The sad thing there’s really a movie here. Scott, Lynskey, Zuniga and Peltz all deliver solid performances and while Lynskey’s Amelia was annoying early on as you got to know the situation her motivations became pretty clear and suddenly she was a bit more sympathetic.

It’s really hard sometimes to critique efforts like this; for one thing, we’re not talking big budget Hollywood productions here and I know that the filmmakers want to tell the story the best way they can.
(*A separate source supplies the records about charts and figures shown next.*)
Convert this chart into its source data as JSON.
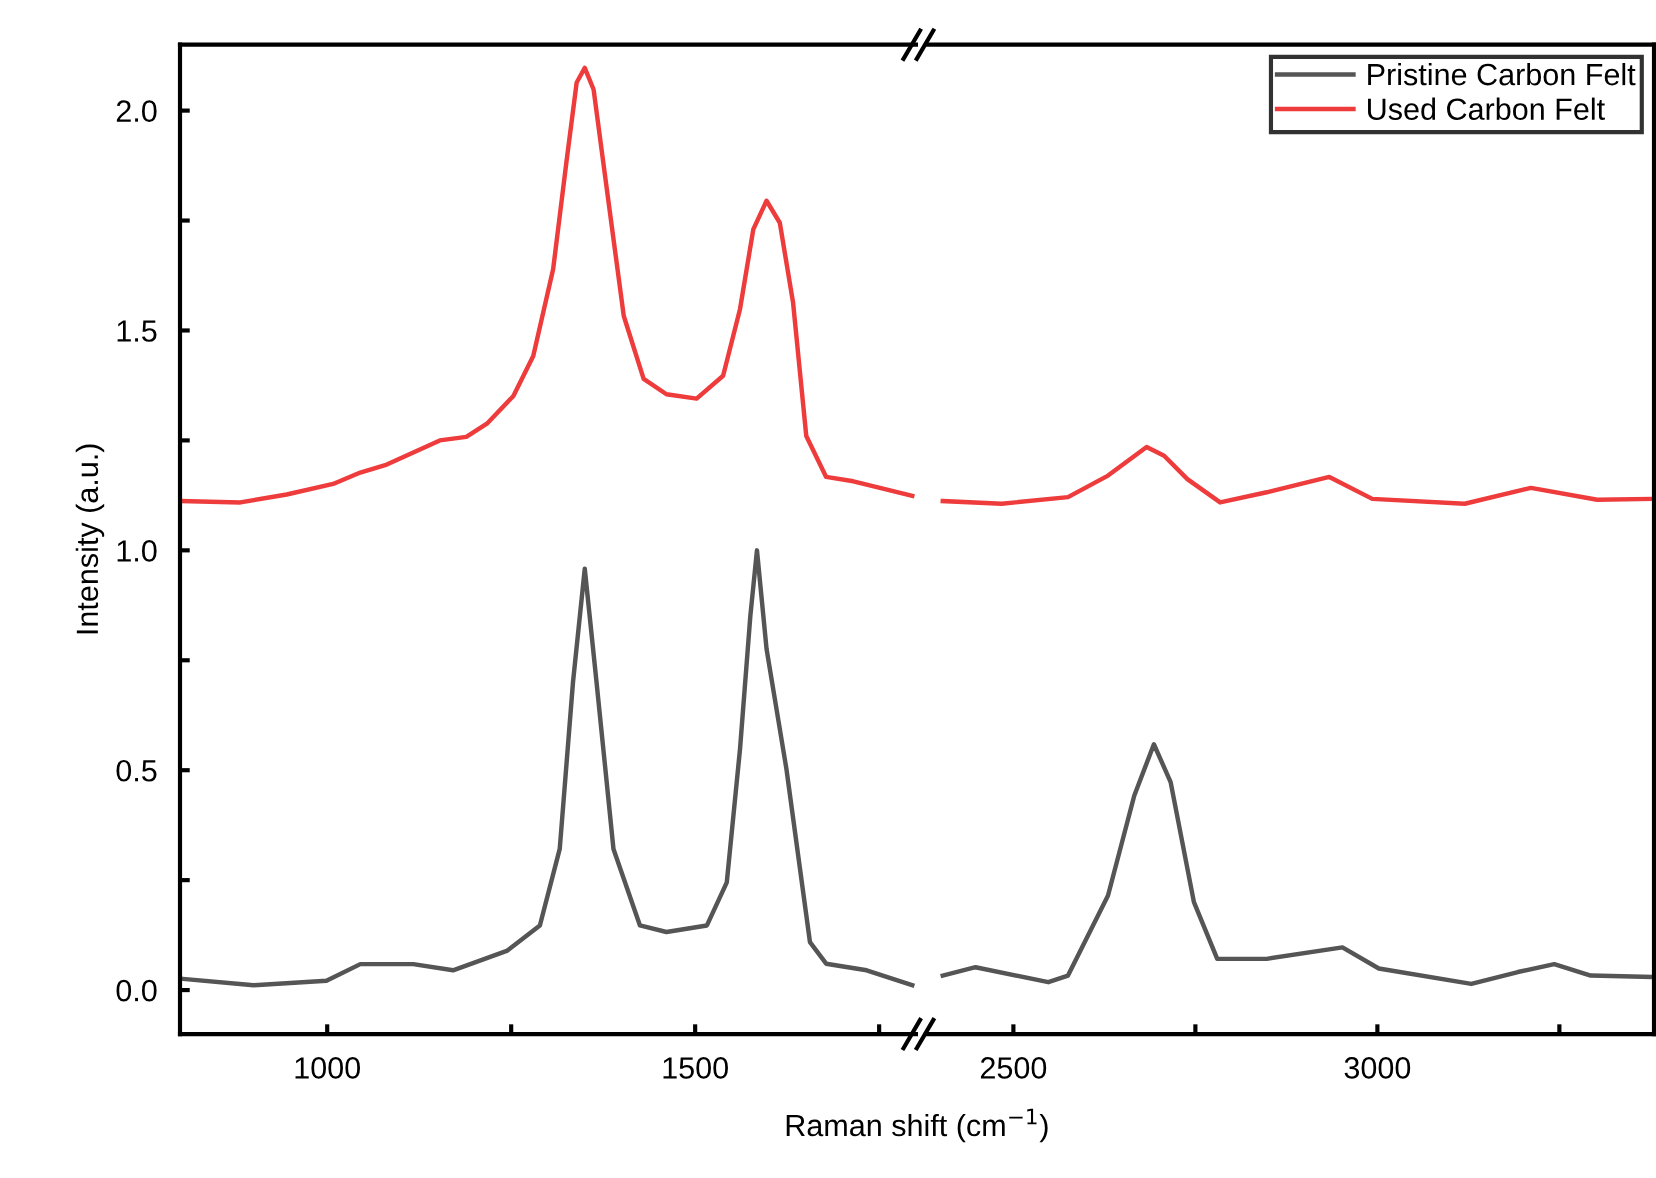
{
  "chart_data": [
    {
      "type": "line",
      "xlabel": "Raman shift (cm$^{−1}$)",
      "ylabel": "Intensity (a.u.)",
      "xlim": [
        800,
        1800
      ],
      "ylim": [
        -0.1,
        2.15
      ],
      "xticks": [
        1000,
        {
          "value": 1250,
          "label": null
        },
        1500,
        {
          "value": 1750,
          "label": null
        }
      ],
      "yticks": [
        {
          "value": 0,
          "label": "0.0"
        },
        {
          "value": 0.25,
          "label": null
        },
        0.5,
        {
          "value": 0.75,
          "label": null
        },
        {
          "value": 1,
          "label": "1.0"
        },
        {
          "value": 1.25,
          "label": null
        },
        1.5,
        {
          "value": 1.75,
          "label": null
        },
        {
          "value": 2,
          "label": "2.0"
        }
      ],
      "grid": false,
      "legend": false,
      "marker": "none",
      "line_style": "solid",
      "series": [
        {
          "color": "#555555",
          "x": [
            800,
            900,
            999,
            1045,
            1117,
            1171,
            1244,
            1289,
            1316,
            1334,
            1350,
            1366,
            1389,
            1425,
            1461,
            1516,
            1543,
            1561,
            1575,
            1584,
            1597,
            1624,
            1656,
            1678,
            1733,
            1795
          ],
          "values": [
            0.026,
            0.011,
            0.021,
            0.059,
            0.059,
            0.045,
            0.089,
            0.147,
            0.321,
            0.7,
            0.958,
            0.7,
            0.321,
            0.147,
            0.132,
            0.147,
            0.245,
            0.549,
            0.851,
            1.0,
            0.776,
            0.503,
            0.109,
            0.06,
            0.045,
            0.011
          ]
        },
        {
          "color": "#ee3b3b",
          "x": [
            800,
            882,
            945,
            1008,
            1045,
            1081,
            1153,
            1189,
            1217,
            1253,
            1280,
            1307,
            1325,
            1339,
            1350,
            1362,
            1380,
            1403,
            1430,
            1461,
            1502,
            1538,
            1561,
            1579,
            1597,
            1615,
            1633,
            1651,
            1678,
            1715,
            1751,
            1795
          ],
          "values": [
            1.112,
            1.109,
            1.127,
            1.151,
            1.177,
            1.195,
            1.25,
            1.258,
            1.288,
            1.351,
            1.442,
            1.639,
            1.882,
            2.064,
            2.097,
            2.048,
            1.821,
            1.533,
            1.39,
            1.355,
            1.345,
            1.397,
            1.549,
            1.73,
            1.795,
            1.745,
            1.564,
            1.26,
            1.167,
            1.157,
            1.142,
            1.124
          ]
        }
      ]
    },
    {
      "type": "line",
      "xlim": [
        2380,
        3380
      ],
      "ylim": [
        -0.1,
        2.15
      ],
      "xticks": [
        2500,
        {
          "value": 2750,
          "label": null
        },
        3000,
        {
          "value": 3250,
          "label": null
        }
      ],
      "tick_labels": "x",
      "grid": false,
      "legend": "top right",
      "marker": "none",
      "line_style": "solid",
      "series": [
        {
          "name": "Pristine Carbon Felt",
          "color": "#555555",
          "x": [
            2403,
            2448,
            2548,
            2575,
            2630,
            2666,
            2693,
            2716,
            2748,
            2780,
            2848,
            2952,
            3002,
            3129,
            3193,
            3243,
            3293,
            3375
          ],
          "values": [
            0.033,
            0.052,
            0.018,
            0.033,
            0.215,
            0.442,
            0.559,
            0.473,
            0.2,
            0.071,
            0.071,
            0.097,
            0.049,
            0.014,
            0.041,
            0.059,
            0.033,
            0.03
          ]
        },
        {
          "name": "Used Carbon Felt",
          "color": "#ee3b3b",
          "x": [
            2403,
            2484,
            2575,
            2630,
            2683,
            2707,
            2739,
            2784,
            2848,
            2934,
            2993,
            3120,
            3211,
            3302,
            3375
          ],
          "values": [
            1.112,
            1.106,
            1.121,
            1.17,
            1.235,
            1.215,
            1.162,
            1.109,
            1.132,
            1.167,
            1.117,
            1.106,
            1.142,
            1.115,
            1.117
          ]
        }
      ]
    }
  ]
}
Unfortunately, I can’t in all conscience say that I liked this movie and I can’t for the same reason recommend it without a whole lot of caveats.

REASONS TO GO: Scott, Lynskey, Peltz and Zuniga do well.

REASONS TO STAY: Too many lapses in logic. Juvenile actors too inconsistent.

FAMILY VALUES: There are a few bad words here and there and some implied sexuality.

TRIVIAL PURSUIT: The film debuted on March 15 at the Omaha Film Festival.

CRITICAL MASS: Not available.

COMPARISON SHOPPING: Trouble the Water

SWAMP BOAT LOVERS: There are several different types of boats regularly used in Florida swamps and the Everglades on display here, from rowboats to skiffs to power boats.